Over the last few days, I have been happily working my way through Brian Cox’s wonderful memoir Putting the Rabbit in the Hat.
It is a perfect encapsulation of the author. It has the erudition of the lifelong autodidact, who left school in Dundee without a qualification and yet is one of the most well-read people I have ever met.
It is littered with the absurdist humour that I would call intrinsically Dundonian, in the tradition of McGonagall and Michael Marra.
Brian’s recollection, for example, of throwing a crown from the stage at the Royal Court and striking an audience member on the head, will be read by many as a troubled memory, but made me laugh at length.
And it is brutally honest. Great actors of his generation are happily thrown under the bus as Brian joyfully rampages across reputations.
Lifelong devotion to Dundee
But the most defining feature of the book is Brian’s lifelong devotion to the city of Dundee. It is a clear-eyed devotion, unsentimental and unsparing. He still bears fury at the poverty his family and ancestors existed in, the cracks they fell through in the nation’s feudal society and the many failures of its institutions.
But then there is the city itself. The people, the mood, the visceral feel of being a Dundonian, to which the book is a love letter. Brian devotes many pages to the minutiae of his childhood.
Dickson’s bus tours to Pitlochry, bridie and chips at Wilson’s in Reform Street, the Lyon Street Gang, buying the Dandy on a Tuesday and the Beano on a Thursday. He recalls family memories that belong so firmly in the Dundonian psyche, they could transfer to any family in the city.
When his early television career stuttered, his mother went “round the neighbours” gathering names for a petition to send to the BBC insisting that they make greater use of her son’s talent.
Brian might have left Dundee to attain the extravagant successes of his career but, crucially, his career was birthed here.
Taking a job as a messenger at the old Dundee Rep in Nicoll Street, where he often slept in a nook under the stage, watching great reparatory actors at work, encouraged by a supportive teacher, and devouring films in the twenty-one cinemas that Dundee supported at the time, a fourteen-year-old Brian experienced an artistic epiphany round every corner of Dundee’s streets.
He recalls in the book the niggling question he experienced, while watching the great American actors of the time at Green’s Playhouse in the Nethergate, “How does a wee guy from Dundee get to be in films?” In many ways, you feel that Brian still asks himself that question, still gazing in wonder between where he came from, and where he has got to.
This is, after all, a man who has his Dundonian upbringing, “written through me like words through a stick of rock”.

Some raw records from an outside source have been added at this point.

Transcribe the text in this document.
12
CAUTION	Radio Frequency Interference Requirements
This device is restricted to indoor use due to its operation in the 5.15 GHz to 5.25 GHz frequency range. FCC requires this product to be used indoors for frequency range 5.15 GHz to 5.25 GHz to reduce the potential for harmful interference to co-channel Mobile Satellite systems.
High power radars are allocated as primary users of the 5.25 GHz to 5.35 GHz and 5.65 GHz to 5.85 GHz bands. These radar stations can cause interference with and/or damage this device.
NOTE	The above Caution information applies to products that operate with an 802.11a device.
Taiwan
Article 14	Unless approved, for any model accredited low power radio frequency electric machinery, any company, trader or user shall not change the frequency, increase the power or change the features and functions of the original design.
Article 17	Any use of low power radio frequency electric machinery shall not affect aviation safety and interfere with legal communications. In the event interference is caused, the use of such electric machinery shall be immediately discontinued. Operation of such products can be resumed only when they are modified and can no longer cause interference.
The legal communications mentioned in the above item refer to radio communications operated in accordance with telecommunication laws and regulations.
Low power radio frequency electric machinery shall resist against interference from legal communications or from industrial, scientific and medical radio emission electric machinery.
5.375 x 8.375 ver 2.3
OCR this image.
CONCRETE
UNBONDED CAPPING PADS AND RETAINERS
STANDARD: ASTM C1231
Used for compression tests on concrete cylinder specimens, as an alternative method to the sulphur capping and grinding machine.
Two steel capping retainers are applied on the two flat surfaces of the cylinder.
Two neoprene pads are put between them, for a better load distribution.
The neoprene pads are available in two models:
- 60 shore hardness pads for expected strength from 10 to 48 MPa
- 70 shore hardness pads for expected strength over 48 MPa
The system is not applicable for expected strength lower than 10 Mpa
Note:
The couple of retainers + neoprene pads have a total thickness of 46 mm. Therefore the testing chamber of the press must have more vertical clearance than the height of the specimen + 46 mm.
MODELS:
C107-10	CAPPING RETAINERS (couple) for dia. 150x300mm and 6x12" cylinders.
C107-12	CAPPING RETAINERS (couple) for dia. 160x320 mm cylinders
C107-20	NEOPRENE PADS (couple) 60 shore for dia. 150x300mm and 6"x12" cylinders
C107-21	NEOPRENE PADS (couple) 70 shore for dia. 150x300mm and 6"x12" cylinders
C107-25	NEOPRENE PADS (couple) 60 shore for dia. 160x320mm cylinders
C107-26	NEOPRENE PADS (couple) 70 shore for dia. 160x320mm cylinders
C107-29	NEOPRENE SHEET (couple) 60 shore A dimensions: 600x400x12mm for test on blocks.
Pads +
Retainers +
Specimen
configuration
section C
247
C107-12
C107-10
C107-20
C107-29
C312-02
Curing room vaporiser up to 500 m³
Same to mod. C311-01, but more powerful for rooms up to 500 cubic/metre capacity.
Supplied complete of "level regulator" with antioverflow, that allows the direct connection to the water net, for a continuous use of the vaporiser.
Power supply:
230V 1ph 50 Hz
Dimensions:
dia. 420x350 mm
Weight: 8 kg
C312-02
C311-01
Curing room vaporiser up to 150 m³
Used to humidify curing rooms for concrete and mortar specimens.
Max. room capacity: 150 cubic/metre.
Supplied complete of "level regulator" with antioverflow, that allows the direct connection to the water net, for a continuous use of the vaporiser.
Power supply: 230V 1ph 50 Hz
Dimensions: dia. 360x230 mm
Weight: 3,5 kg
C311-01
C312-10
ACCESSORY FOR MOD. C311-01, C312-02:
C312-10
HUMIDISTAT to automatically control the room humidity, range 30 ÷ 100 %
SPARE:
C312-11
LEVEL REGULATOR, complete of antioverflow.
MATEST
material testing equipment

Standard bearer for the city
All of which is a preamble to my dominating thought reading Brian’s autobiography. Which is that now, surely, is the time that Dundee City Council should give Brian the freedom of the city.
Many storied names have been given the honour, but not many of them were born and bred in the city before becoming standard bearers for Dundee through their lives. I am one of many Dundonians who Brian has gone out of his way to assist.
He has helped others in a myriad of ways, sometimes publicly, sometimes privately but always with the pure intention to help a fellow Dundonian on their way.
I believe that this rare honour would be a fitting, and timely, recognition of a Dundonian life well lived. Brian might be working harder than ever, but he is also seventy-five years old.
While the wheels of local government turn slowly, a wee spot of grease might be appropriate.
Neil Forsyth is a Dundonian author and screenwriter. His drama Guilt recently aired on the BBC.